All Products
Search
Document Center

OpenSearch:Document content parsing

Last Updated:Aug 05, 2025

AI Search Open Platform allows you to call the document content parsing service by using an API. You can integrate the service into your business processing chain to parse unstructured data into structured data and apply the structured data to your business.

Service name

Service ID

Service description

QPS limit for API calls (For Alibaba Cloud account and RAM users)

Document Parsing Service-001

ops-document-analyze-001

Supports extracting logical hierarchical structures such as titles and segments from unstructured documents, as well as text, tables, images, and other information, and outputs them in a structured format.

The supported document types include TXT, PDF, HTML, DOC, DOCX, PPT, and PPTX.

10

Note

To apply for higher QPS, submit a ticket.

Prerequisites

  • The authentication information is obtained.

    When you call an AI Search Open Platform service by using an API, you need to authenticate the caller's identity.

  • The service access address is obtained.

    You can call a service over the Internet or a virtual private cloud (VPC). For more information, see Get service registration address.

General information

  • The maximum request body size cannot exceed 8 MB.

Overview

Document content parsing provides both synchronous and asynchronous interfaces. Due to the risk of HTTP timeout, synchronous interfaces are not recommended for production environments and can be used for debugging. Asynchronous interfaces are recommended for production environments and involve two steps: first, create an asynchronous extraction task to obtain the task_id, then call the asynchronous task retrieval interface to continuously query the status until the task is completed.

Create an asynchronous extraction task

Request method

POST

URL

{host}/v3/openapi/workspaces/{workspace_name}/document-analyze/{service_id}/async
  • host: the address for invoking the service. You can call an API service over the Internet or a VPC. For more information, see Get service registration address.

  • workspace_name: the name of the workspace, such as default.
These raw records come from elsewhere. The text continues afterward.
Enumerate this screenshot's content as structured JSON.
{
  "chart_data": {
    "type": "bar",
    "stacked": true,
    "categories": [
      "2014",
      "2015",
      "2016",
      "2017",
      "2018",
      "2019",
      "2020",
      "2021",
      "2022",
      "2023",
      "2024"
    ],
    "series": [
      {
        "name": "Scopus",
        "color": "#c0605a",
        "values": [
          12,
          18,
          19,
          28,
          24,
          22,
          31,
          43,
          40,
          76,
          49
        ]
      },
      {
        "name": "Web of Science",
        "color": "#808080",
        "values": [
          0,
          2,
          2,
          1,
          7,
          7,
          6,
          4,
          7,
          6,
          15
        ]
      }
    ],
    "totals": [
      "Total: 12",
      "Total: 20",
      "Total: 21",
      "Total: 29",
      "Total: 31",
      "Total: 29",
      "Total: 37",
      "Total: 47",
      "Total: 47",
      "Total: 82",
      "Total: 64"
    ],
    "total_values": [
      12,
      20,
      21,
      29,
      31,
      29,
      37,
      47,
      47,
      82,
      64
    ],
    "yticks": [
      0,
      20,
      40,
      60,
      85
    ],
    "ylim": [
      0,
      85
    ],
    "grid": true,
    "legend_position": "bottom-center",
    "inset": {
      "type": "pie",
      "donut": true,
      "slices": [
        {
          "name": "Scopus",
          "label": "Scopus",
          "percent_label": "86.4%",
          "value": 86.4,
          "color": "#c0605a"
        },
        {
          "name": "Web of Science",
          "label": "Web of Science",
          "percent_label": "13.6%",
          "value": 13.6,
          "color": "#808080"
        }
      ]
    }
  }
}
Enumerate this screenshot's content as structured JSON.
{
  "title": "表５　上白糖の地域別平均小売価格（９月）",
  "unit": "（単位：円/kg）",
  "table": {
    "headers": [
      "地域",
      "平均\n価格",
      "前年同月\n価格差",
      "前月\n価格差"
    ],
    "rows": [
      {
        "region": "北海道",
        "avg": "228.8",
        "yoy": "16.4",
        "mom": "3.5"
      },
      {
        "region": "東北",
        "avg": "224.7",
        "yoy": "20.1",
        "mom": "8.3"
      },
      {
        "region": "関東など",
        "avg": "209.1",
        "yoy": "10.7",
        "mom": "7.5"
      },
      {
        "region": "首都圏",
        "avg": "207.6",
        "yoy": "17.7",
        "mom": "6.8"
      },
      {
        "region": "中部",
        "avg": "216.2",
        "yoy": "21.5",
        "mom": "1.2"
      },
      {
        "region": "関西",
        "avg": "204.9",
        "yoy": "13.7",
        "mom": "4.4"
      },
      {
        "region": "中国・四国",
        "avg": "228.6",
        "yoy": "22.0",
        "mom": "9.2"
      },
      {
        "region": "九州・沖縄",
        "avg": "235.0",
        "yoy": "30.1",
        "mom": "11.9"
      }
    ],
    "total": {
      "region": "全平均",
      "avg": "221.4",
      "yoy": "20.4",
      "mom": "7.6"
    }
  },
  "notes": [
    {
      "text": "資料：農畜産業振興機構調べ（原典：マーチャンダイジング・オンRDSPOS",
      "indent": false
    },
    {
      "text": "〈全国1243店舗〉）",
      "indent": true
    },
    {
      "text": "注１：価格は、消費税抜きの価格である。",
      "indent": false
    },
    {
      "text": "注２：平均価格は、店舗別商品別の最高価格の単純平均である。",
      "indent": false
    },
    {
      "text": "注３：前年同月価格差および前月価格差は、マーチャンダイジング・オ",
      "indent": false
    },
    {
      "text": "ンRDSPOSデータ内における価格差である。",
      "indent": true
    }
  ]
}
  • service_id: the built-in service ID, such as ops-document-analyze-001.

Request parameters

Header parameters

API key authentication

Parameter

Type

Required

Description

Example

Content-Type

String

Yes

The request type. Valid values: application and json.

application/json

Authorization

String

Yes

The API key.

Bearer OS-d1**2a

Body parameters

Parameter

Type

Required

Description

Example

service_id

String

Yes

The built-in service ID.

ops-document-analyze-001

document.url

String

No

The document URL. Valid values: HTTP and HTTPS protocols. Ensure that the URL can be downloaded statelessly from the public network.

Either document.content or document.url is required.

http://opensearch-shanghai.oss-cn-shanghai.aliyuncs.com/chatos/***/file-parser/samples/GB10767.pdf

document.content

String

No

The document content encoded in Base64.

Either document.content or document.url is required.

"aGVsbG8gd29ybGQ="

document.file_name

String

No

The document name. If you leave this parameter empty, the name can be inferred from the URL. If you leave this parameter and the document.url parameter empty, the document name needs to be explicitly specified.

test.pdf

document.file_type

String

No

The document type. If you leave this parameter empty, the document type can be inferred from the suffix of the document name. If it cannot be inferred, the document type needs to be explicitly specified. The supported document types include TXT, PDF, HTML, DOC, DOCX, PPT, and PPTX.

pdf

output.image_storage

String

No

The image storage method.

  • base64: the default method.

  • url: The URL is valid for 3 days.

url

strategy.enable_semantic

Boolean

No

Specifies whether to enable semantic hierachy extraction during parsing of TXT documents or documents with unclear hierarchical structure. Valid values:

  • true: After you enable this feature, the model service will return the document in a Markdown hierarchical format, which helps to improve the accuracy of subsequent document slicing.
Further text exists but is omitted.